The five W’s are the obvious place to start. If you can’t already fill in those blanks on your own, this book has just the right level of magnification and breezy pace to make the subject approachable as well as being, relatively speaking, affordable ($85; or do you mean to spend some of your Bitcoin gains on Ghini’s $18,655 [not a typo] made-to-order opus DNA Lamborghini, 2nd Edition? The fact that there was already a 1st edition of this extreme category-buster is a puzzler right there).

The Who and the What chapters are the longest, the former discussing key figures in the now almost 60-year-long Lamborghini history and the latter presenting all cars, from the 350 GTV of 1963 to the 2919 hybrid technology Sián FKP 37 supercar (£2.5 million if you must ask) including even prototypes, special editions and one-offs as well as significant variations/evolutions of certain models. The cars are presented chronologically, each on one spread, mostly in photos and just enough text to convey basic developmental and technical highlights. The book is like a quick guided tour through a museum, not an in-depth context-laden appraisal on the order of, for instance, Gautam Sen’s much more scholarly Lamborghini: At the Cutting Edge of Design (2022). In other words, there is a book for every purpose, and this book meets its just fine. Attention is also given to engines, motorsports activities, and non-car projects.

With the exception of a few period photos all the imagery here is highly stylish, professional-grade.
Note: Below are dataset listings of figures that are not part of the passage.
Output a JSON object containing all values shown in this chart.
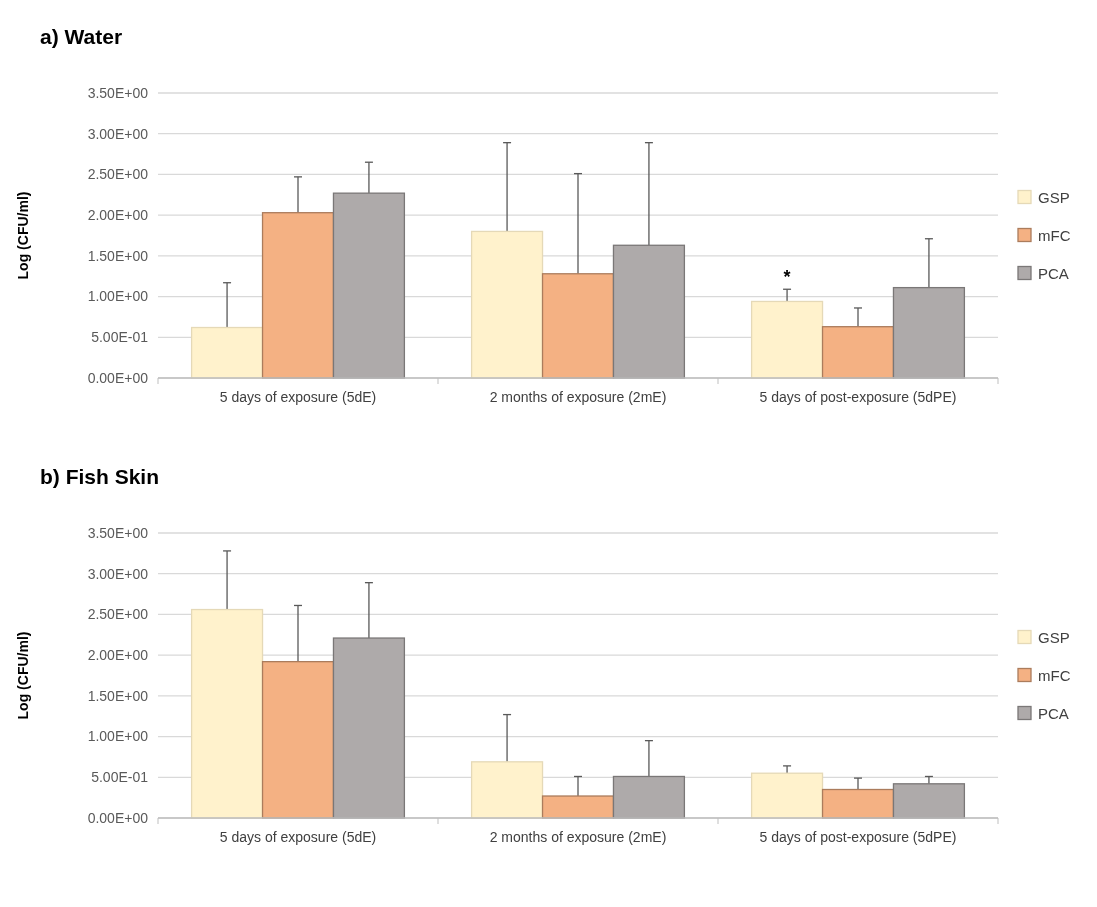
{
  "chart_data": [
    {
      "type": "bar",
      "title": "a) Water",
      "ylabel": "Log (CFU/ml)",
      "categories": [
        "5 days of exposure (5dE)",
        "2 months of exposure (2mE)",
        "5 days of post-exposure (5dPE)"
      ],
      "series": [
        {
          "name": "GSP",
          "color": "#fff2cc",
          "values": [
            0.62,
            1.8,
            0.94
          ],
          "errors": [
            [
              0.62,
              1.17
            ],
            [
              1.8,
              2.89
            ],
            [
              0.94,
              1.09
            ]
          ]
        },
        {
          "name": "mFC",
          "color": "#f4b183",
          "values": [
            2.03,
            1.28,
            0.63
          ],
          "errors": [
            [
              2.03,
              2.47
            ],
            [
              1.28,
              2.51
            ],
            [
              0.63,
              0.86
            ]
          ]
        },
        {
          "name": "PCA",
          "color": "#aeaaaa",
          "values": [
            2.27,
            1.63,
            1.11
          ],
          "errors": [
            [
              2.27,
              2.65
            ],
            [
              1.63,
              2.89
            ],
            [
              1.11,
              1.71
            ]
          ]
        }
      ],
      "ylim": [
        0,
        3.5
      ],
      "yticks": [
        {
          "value": 0,
          "label": "0.00E+00"
        },
        {
          "value": 0.5,
          "label": "5.00E-01"
        },
        {
          "value": 1,
          "label": "1.00E+00"
        },
        {
          "value": 1.5,
          "label": "1.50E+00"
        },
        {
          "value": 2,
          "label": "2.00E+00"
        },
        {
          "value": 2.5,
          "label": "2.50E+00"
        },
        {
          "value": 3,
          "label": "3.00E+00"
        },
        {
          "value": 3.5,
          "label": "3.50E+00"
        }
      ],
      "grid": "y",
      "legend": "right",
      "annotations": [
        "*"
      ]
    },
    {
      "type": "bar",
      "title": "b) Fish Skin",
      "ylabel": "Log (CFU/ml)",
      "categories": [
        "5 days of exposure (5dE)",
        "2 months of exposure (2mE)",
        "5 days of post-exposure (5dPE)"
      ],
      "series": [
        {
          "name": "GSP",
          "color": "#fff2cc",
          "values": [
            2.56,
            0.69,
            0.55
          ],
          "errors": [
            [
              2.56,
              3.28
            ],
            [
              0.69,
              1.27
            ],
            [
              0.55,
              0.64
            ]
          ]
        },
        {
          "name": "mFC",
          "color": "#f4b183",
          "values": [
            1.92,
            0.27,
            0.35
          ],
          "errors": [
            [
              1.92,
              2.61
            ],
            [
              0.27,
              0.51
            ],
            [
              0.35,
              0.49
            ]
          ]
        },
        {
          "name": "PCA",
          "color": "#aeaaaa",
          "values": [
            2.21,
            0.51,
            0.42
          ],
          "errors": [
            [
              2.21,
              2.89
            ],
            [
              0.51,
              0.95
            ],
            [
              0.42,
              0.51
            ]
          ]
        }
      ],
      "ylim": [
        0,
        3.5
      ],
      "yticks": [
        {
          "value": 0,
          "label": "0.00E+00"
        },
        {
          "value": 0.5,
          "label": "5.00E-01"
        },
        {
          "value": 1,
          "label": "1.00E+00"
        },
        {
          "value": 1.5,
          "label": "1.50E+00"
        },
        {
          "value": 2,
          "label": "2.00E+00"
        },
        {
          "value": 2.5,
          "label": "2.50E+00"
        },
        {
          "value": 3,
          "label": "3.00E+00"
        },
        {
          "value": 3.5,
          "label": "3.50E+00"
        }
      ],
      "grid": "y",
      "legend": "right"
    }
  ]
}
There is even a four-page foldout (above) which is remarkable mainly because it is a bit of production complexity that not every publisher would attempt or could afford—but then this is a Rizzoli book which always means “bells & whistles.” Also, the book design is crisp and, yes, sophisticated and original in ways that deserve attentive analysis. There is no Index and neither the Table of Contents nor any other place in the book list everything covered but in this type of book this is not really a demerit.
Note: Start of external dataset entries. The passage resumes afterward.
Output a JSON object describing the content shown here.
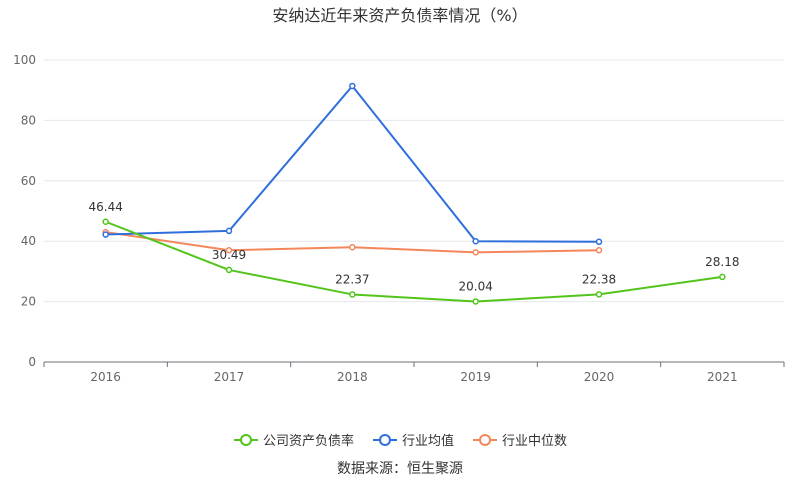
{
  "chart_data": {
    "type": "line",
    "title": "安纳达近年来资产负债率情况（%）",
    "categories": [
      "2016",
      "2017",
      "2018",
      "2019",
      "2020",
      "2021"
    ],
    "ylim": [
      0,
      100
    ],
    "yticks": [
      0,
      20,
      40,
      60,
      80,
      100
    ],
    "grid": true,
    "legend_position": "bottom",
    "series": [
      {
        "name": "公司资产负债率",
        "color": "#52c41a",
        "values": [
          46.44,
          30.49,
          22.37,
          20.04,
          22.38,
          28.18
        ],
        "data_labels": true
      },
      {
        "name": "行业均值",
        "color": "#2f6fdb",
        "values": [
          42.2,
          43.4,
          91.4,
          40.0,
          39.8,
          null
        ],
        "data_labels": false
      },
      {
        "name": "行业中位数",
        "color": "#f4875a",
        "values": [
          43.0,
          37.0,
          38.0,
          36.3,
          37.0,
          null
        ],
        "data_labels": false
      }
    ],
    "source": "数据来源：恒生聚源"
  }
}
An example of a clever idea . . . that has limitations in terms of executing it: the leader lines on the sides of this family tree are in order of year, as one would expect (starting at the bottom). But you’ll have to figure out on your own that the left side (front-engined cars) is out of step/does not “align” with the right side (rear-engined) because the unequal number of models does not lend itself to such a linear treatment.